Abstract
Active immunization against cancer requires the induction of exquisitely potent tumor-specific CD8+ T-cell (CTL) responses, which can be repeatedly boosted and reactivated. Hookipa Pharma engineered a replication-attenuated viral vector platform (TheraT®) based on the arenavirus lymphocytic choriomeningitis virus (LCMV), which meets these aforementioned criteria. Here, we present a preclinical data package of Hookipa´s lead immunotherapy product HB-201, targeting HPV16-driven head and neck cancer. It encodes a non-oncogenic version of the human papilloma virus 16 (HPV16) oncoproteins E7 and E6 (TheraT®-E7E6). Attenuation and safety of TheraT®-E7E6 were demonstrated by i) rapid viral clearance after systemic administration of the vector and ii) reduced neurovirulence in mice. TheraT®-E7E6 treatment was shown to induce substantial CD8+ T-cell expansion and high frequencies of E7- and E6-specific CTL responses with a balanced effector / central memory profile. These responses were boosted and reactivated upon TheraT®-E7E6 re-administration. TheraT®-E7E6 eradicated palpable TC-1 tumors, a syngeneic mouse tumor model of HPV-driven cancer. Even in mice with large tumors (~300mm3), TheraT®-E7E6 afforded significant tumor control and improved survival, with high frequencies of E7-specific CTLs persisting for several weeks. Furthermore, the efficacy of TheraT®-E7E6 can be potentiated in combination therapies, e.g., with PD-1 checkpoint inhibitors. In conclusion, replication-attenuated TheraT®-E7E6 is safe, highly immunogenic and shows excellent therapeutic efficacy as mono- or combination therapy in a preclinical model of HPV-induced cancer. Clinical trials for the treatment of HPV16+ cancers will be initiated in 2019.

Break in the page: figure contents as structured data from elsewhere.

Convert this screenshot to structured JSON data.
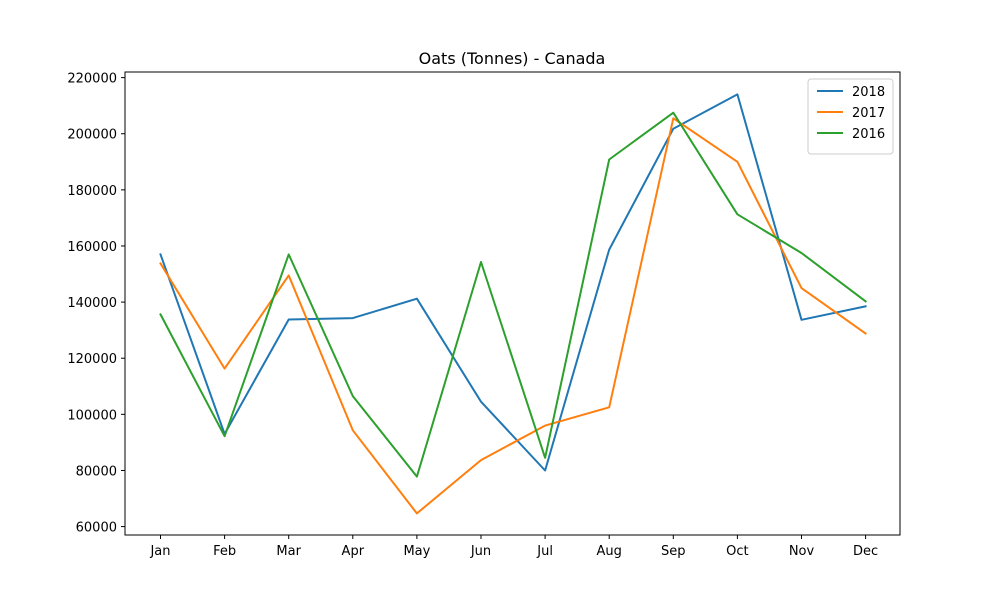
{
  "chart_data": {
    "type": "line",
    "title": "Oats (Tonnes) - Canada",
    "xlabel": "",
    "ylabel": "",
    "categories": [
      "Jan",
      "Feb",
      "Mar",
      "Apr",
      "May",
      "Jun",
      "Jul",
      "Aug",
      "Sep",
      "Oct",
      "Nov",
      "Dec"
    ],
    "ylim": [
      57000,
      222000
    ],
    "yticks": [
      60000,
      80000,
      100000,
      120000,
      140000,
      160000,
      180000,
      200000,
      220000
    ],
    "ytick_labels": [
      "60000",
      "80000",
      "100000",
      "120000",
      "140000",
      "160000",
      "180000",
      "200000",
      "220000"
    ],
    "grid": false,
    "legend_position": "top-right",
    "series": [
      {
        "name": "2018",
        "color": "#1f77b4",
        "values": [
          157000,
          93000,
          133800,
          134300,
          141200,
          104500,
          80000,
          158700,
          201800,
          214000,
          133700,
          138500
        ]
      },
      {
        "name": "2017",
        "color": "#ff7f0e",
        "values": [
          153800,
          116300,
          149500,
          94300,
          64700,
          83700,
          96000,
          102500,
          205500,
          190000,
          145000,
          128800
        ]
      },
      {
        "name": "2016",
        "color": "#2ca02c",
        "values": [
          135600,
          92200,
          157000,
          106500,
          77800,
          154300,
          84500,
          190800,
          207500,
          171300,
          157500,
          140300
        ]
      }
    ]
  }
}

Citation Format: Sarah Schmidt, Ahmed ElGazzar, Weldy V. Bonilla, Mindaugas Pauzuolis, Andrea Reiter, Theresa Kleissner, Daniel Oeler, Felix Stemeseder, Ursula Berka, Bettina Kiefmann, Sophie Schulha, Igor Matushansky, Doron Merkler, Daniel Pinschewer, Klaus Orlinger. Live-attenuated LCMV-based vector for active immunotherapy of HPV16+ cancer [abstract]. In: Proceedings of the Fourth CRI-CIMT-EATI-AACR International Cancer Immunotherapy Conference: Translating Science into Survival; Sept 30-Oct 3, 2018; New York, NY. Philadelphia (PA): AACR; Cancer Immunol Res 2019;7(2 Suppl):Abstract nr B131.